Termasuk diantaranya mengenai keterlibatan aparatur sipil negara (ASN) dan pelanggaran-pelanggaran bersifat prosedural yang dilakukan Termohon.
Sebelumnya pada persidangan perdana, Senin (13/1/2025), Pemohon mendalilkan adanya praktik politik uang kepada masyarakat dan penyelenggara Pemilu yang terjadi sejak masa kampanye hingga proses pemungutan suara.
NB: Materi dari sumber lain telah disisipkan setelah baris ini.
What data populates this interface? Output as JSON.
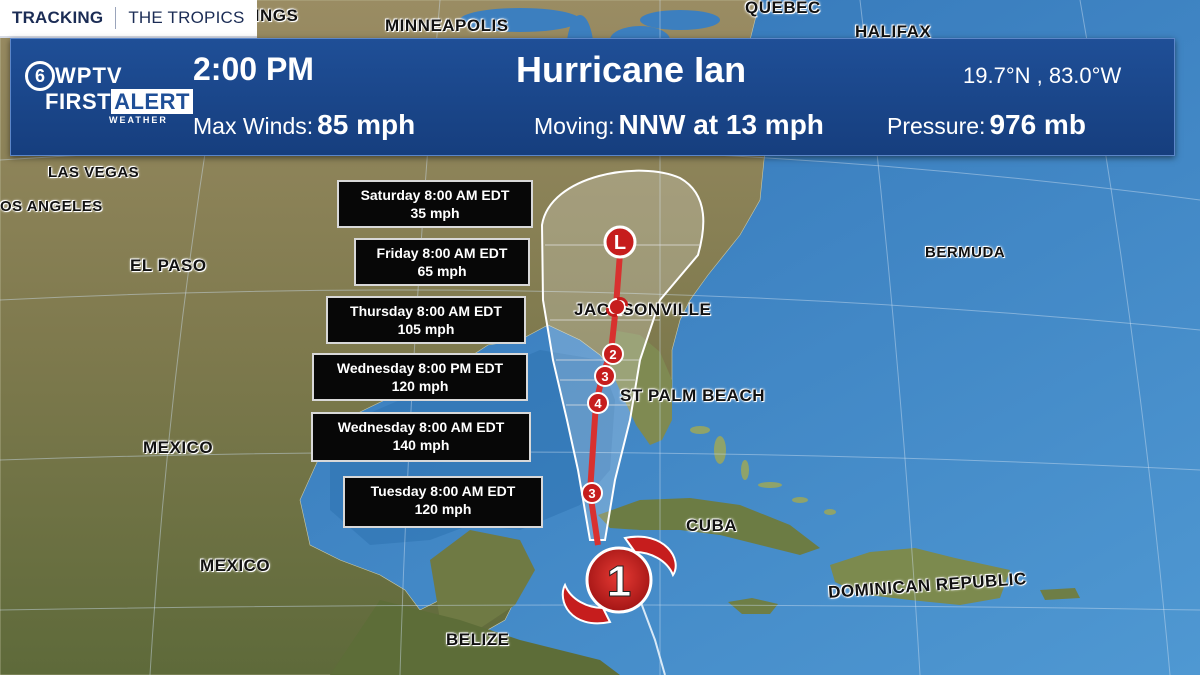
{
  "topbar": {
    "tracking": "TRACKING",
    "section": "THE TROPICS"
  },
  "logo": {
    "channel": "6",
    "call": "WPTV",
    "first": "FIRST",
    "alert": "ALERT",
    "weather": "WEATHER"
  },
  "header": {
    "time": "2:00 PM",
    "storm_name": "Hurricane Ian",
    "coords": "19.7°N , 83.0°W",
    "max_winds_label": "Max Winds:",
    "max_winds_value": "85 mph",
    "moving_label": "Moving:",
    "moving_value": "NNW at 13 mph",
    "pressure_label": "Pressure:",
    "pressure_value": "976 mb"
  },
  "forecast_points": [
    {
      "time": "Saturday 8:00 AM EDT",
      "speed": "35 mph",
      "category": "L"
    },
    {
      "time": "Friday 8:00 AM EDT",
      "speed": "65 mph",
      "category": ""
    },
    {
      "time": "Thursday 8:00 AM EDT",
      "speed": "105 mph",
      "category": "2"
    },
    {
      "time": "Wednesday 8:00 PM EDT",
      "speed": "120 mph",
      "category": "3"
    },
    {
      "time": "Wednesday 8:00 AM EDT",
      "speed": "140 mph",
      "category": "4"
    },
    {
      "time": "Tuesday 8:00 AM EDT",
      "speed": "120 mph",
      "category": "3"
    }
  ],
  "current_category": "1",
  "map_labels": {
    "billings": "BILLINGS",
    "minneapolis": "MINNEAPOLIS",
    "quebec": "QUEBEC",
    "halifax": "HALIFAX",
    "las_vegas": "LAS VEGAS",
    "los_angeles": "OS ANGELES",
    "el_paso": "EL PASO",
    "jacksonville": "JACKSONVILLE",
    "west_palm_beach": "ST PALM BEACH",
    "bermuda": "BERMUDA",
    "mexico_1": "MEXICO",
    "mexico_2": "MEXICO",
    "cuba": "CUBA",
    "dominican_republic": "DOMINICAN REPUBLIC",
    "belize": "BELIZE"
  },
  "colors": {
    "ocean": "#3f86c4",
    "land": "#8a7d5a",
    "header_blue": "#1f4f97",
    "storm_red": "#c61d1d",
    "track_red": "#d8312f"
  }
}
Pemohon juga mendalilkan adanya Grup Whatsapp “Relawan WT-AB 2024” yang anggotanya didominasi ASN untuk mendukung Pihak Terkait dalam Pemilihan Bupati dan Wakil Bupati Kepulauan Talaud 2024.
Kemudian dalam permohonannya, Pemohon turut menyebut adanya keterlibatan aktif beberapa pejabat di pemerintahan daerah hingga penyelenggara desa yang terlihat dari penerbitan Surat Keputusan (SK) pemenangan.
Dalam Permohonan PHPU Kabupaten Talaud juga disebut soal pelanggaran prosedural yang menurut Pemohon sudah dilakukan penyelenggara Pemilu, yakni tak diumumkannya status tersangka salah satu peserta.